Maltodextrin is a polysaccharide that is used as a food additive. It is produced from starch by partial hydrolysis and is usually found as a white hygroscopic sprayed-dried power. Maltodextrin is mainly a filler ingredient used as a thickener or a preservative to extend shelf life of a product. Yet despite being labeled as safe by the FDA maltodextrin is highly controversial.
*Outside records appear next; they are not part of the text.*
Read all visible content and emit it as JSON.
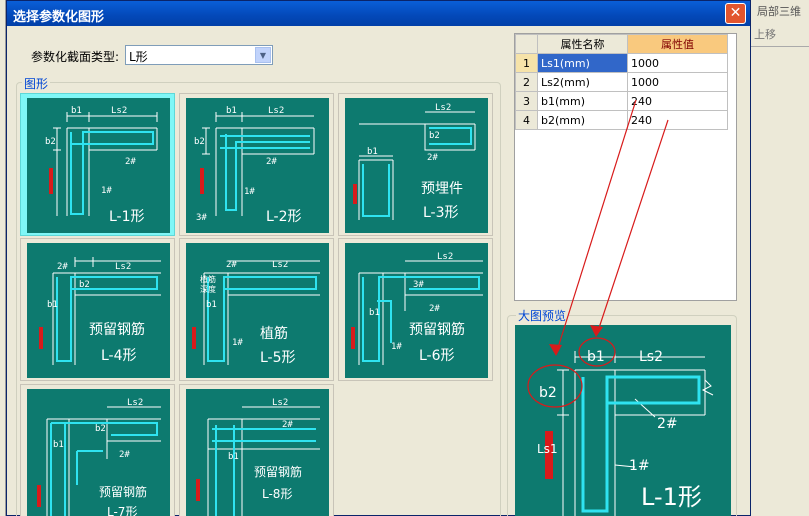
{
  "window": {
    "title": "选择参数化图形",
    "close_glyph": "✕"
  },
  "background_app": {
    "label_1": "局部三维",
    "label_2": "上移",
    "left_marker": "x"
  },
  "section_type": {
    "label": "参数化截面类型:",
    "value": "L形"
  },
  "shapes": {
    "group_label": "图形",
    "items": [
      {
        "name": "L-1形",
        "selected": true
      },
      {
        "name": "L-2形"
      },
      {
        "name": "L-3形",
        "subtitle": "预埋件"
      },
      {
        "name": "L-4形",
        "subtitle": "预留钢筋"
      },
      {
        "name": "L-5形",
        "subtitle": "植筋"
      },
      {
        "name": "L-6形",
        "subtitle": "预留钢筋"
      },
      {
        "name": "L-7形",
        "subtitle": "预留钢筋"
      },
      {
        "name": "L-8形",
        "subtitle": "预留钢筋"
      }
    ],
    "note_mark": "植筋\n深度"
  },
  "properties": {
    "headers": [
      "属性名称",
      "属性值"
    ],
    "rows": [
      {
        "index": "1",
        "name": "Ls1(mm)",
        "value": "1000",
        "selected": true
      },
      {
        "index": "2",
        "name": "Ls2(mm)",
        "value": "1000"
      },
      {
        "index": "3",
        "name": "b1(mm)",
        "value": "240"
      },
      {
        "index": "4",
        "name": "b2(mm)",
        "value": "240"
      }
    ]
  },
  "preview": {
    "group_label": "大图预览",
    "caption": "L-1形",
    "labels": {
      "b1": "b1",
      "b2": "b2",
      "ls1": "Ls1",
      "ls2": "Ls2",
      "bar1": "1#",
      "bar2": "2#"
    }
  },
  "colors": {
    "panel": "#0d7a6f",
    "bar": "#2fe3f0",
    "annotation": "#d81b1b",
    "selection": "#3167c9"
  }
}
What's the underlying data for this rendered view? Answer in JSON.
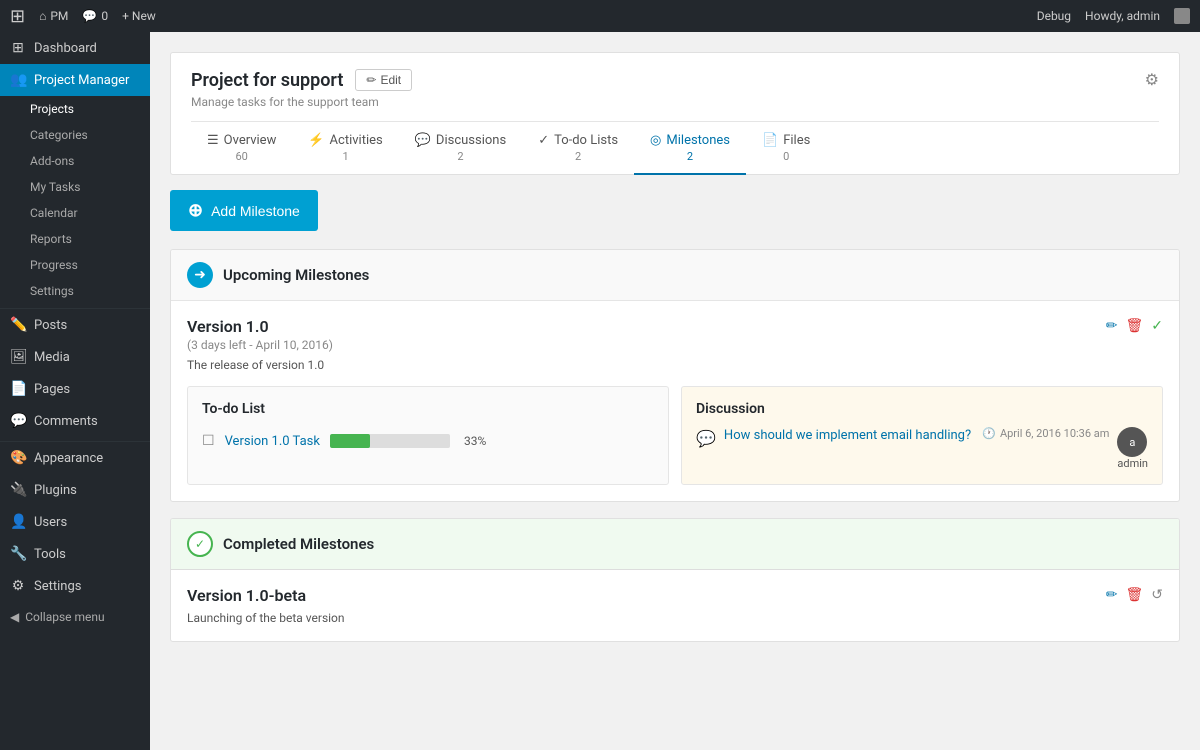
{
  "topbar": {
    "wp_logo": "⊞",
    "pm_label": "PM",
    "comments_count": "0",
    "new_label": "+ New",
    "debug_label": "Debug",
    "howdy_label": "Howdy, admin"
  },
  "sidebar": {
    "dashboard_label": "Dashboard",
    "project_manager_label": "Project Manager",
    "projects_label": "Projects",
    "categories_label": "Categories",
    "addons_label": "Add-ons",
    "my_tasks_label": "My Tasks",
    "calendar_label": "Calendar",
    "reports_label": "Reports",
    "progress_label": "Progress",
    "settings_label": "Settings",
    "posts_label": "Posts",
    "media_label": "Media",
    "pages_label": "Pages",
    "comments_label": "Comments",
    "appearance_label": "Appearance",
    "plugins_label": "Plugins",
    "users_label": "Users",
    "tools_label": "Tools",
    "settings2_label": "Settings",
    "collapse_label": "Collapse menu"
  },
  "project": {
    "title": "Project for support",
    "subtitle": "Manage tasks for the support team",
    "edit_label": "Edit",
    "tabs": [
      {
        "icon": "☰",
        "label": "Overview",
        "count": "60"
      },
      {
        "icon": "⚡",
        "label": "Activities",
        "count": "1"
      },
      {
        "icon": "💬",
        "label": "Discussions",
        "count": "2"
      },
      {
        "icon": "✓",
        "label": "To-do Lists",
        "count": "2"
      },
      {
        "icon": "◎",
        "label": "Milestones",
        "count": "2"
      },
      {
        "icon": "📄",
        "label": "Files",
        "count": "0"
      }
    ],
    "active_tab": 4
  },
  "add_milestone_btn": "Add Milestone",
  "upcoming": {
    "section_title": "Upcoming Milestones",
    "milestone_name": "Version 1.0",
    "milestone_date": "(3 days left - April 10, 2016)",
    "milestone_desc": "The release of version 1.0",
    "todo_box_title": "To-do List",
    "todo_item_link": "Version 1.0 Task",
    "todo_progress": 33,
    "todo_progress_label": "33%",
    "discussion_box_title": "Discussion",
    "discussion_link": "How should we implement email handling?",
    "discussion_date": "April 6, 2016 10:36 am",
    "discussion_author": "admin"
  },
  "completed": {
    "section_title": "Completed Milestones",
    "milestone_name": "Version 1.0-beta",
    "milestone_desc": "Launching of the beta version"
  }
}
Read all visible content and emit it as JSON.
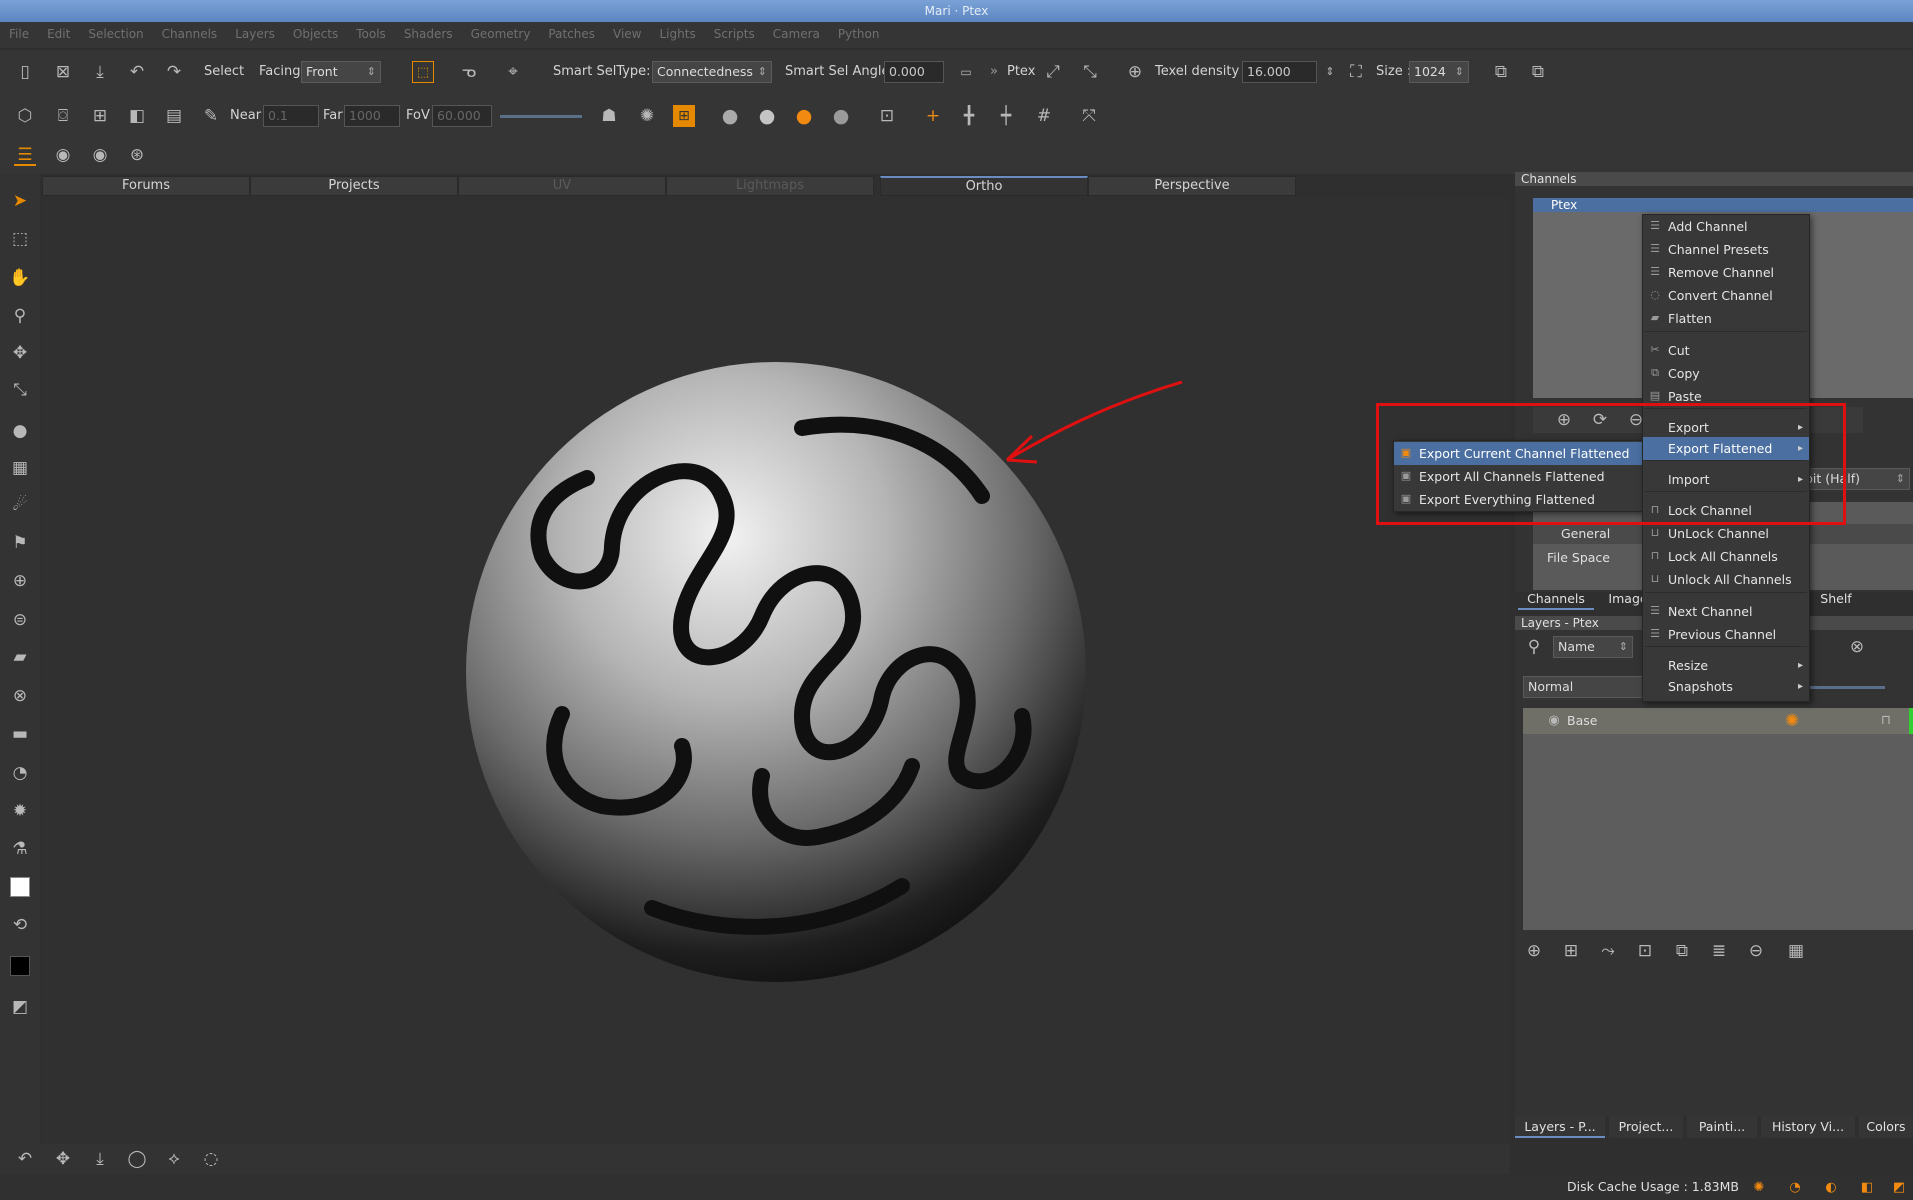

Maltodextrin is a white powder made from corn, rice, potato starch, or wheat. Even though it comes from plants, it’s highly processed. To make it, first the starches are cooked, and then acids or enzymes such as heat-stable bacterial alpha-amylase are added to break it down further. The resulting white powder is water-soluble and has a neutral taste. Maltodextrins are closely related to corn syrup solids, with the one difference being their sugar content. Both undergo hydrolysis, a chemical process involving the addition of water to further assist breakdown. However, after hydrolysis, corn syrup solids are at least 20 percent sugar, while maltodextrin is less than 20 percent sugar.
If you have diabetes or insulin resistance, or if your doctor has recommended a low-carbohydrate diet, you should include any maltodextrin you eat in your total carbohydrate count for the day. However, maltodextrin is usually only present in food in small amounts. It won’t have a significant effect on your overall carbohydrate intake.
Maltodextrin is high on the glycemic index (GI), meaning that it can cause a spike in your blood sugar. It’s safe to consume in very small amounts, but those with diabetes should be particularly careful. Diets consisting of largely low-GI foods are beneficial for everyone, not just people with diabetes.
Maltodextrin can change your gut bacteria composition in a way that makes you more susceptible to disease. It can suppress the growth of probiotics in your digestive system, which are important for immune system function. A study showed that maltodextrin can increase the growth of bacteria such as E. coli, which is associated with autoimmune disorders like Crohn’s disease. If you’re at risk for developing an autoimmune or digestive disorder, then avoiding maltodextrin may be a good idea.
Common sweeteners that are used in home cooking instead of maltodextrin include:
white or brown sugar
fruit juice concentrates
But these sweeteners can cause spikes and increases in your blood sugar levels, just like maltodextrin. Consider using pureed, mashed, or sliced whole fruits to sweeten foods for a bounty of fiber, sweetness, vitamins, minerals, antioxidants, and water content.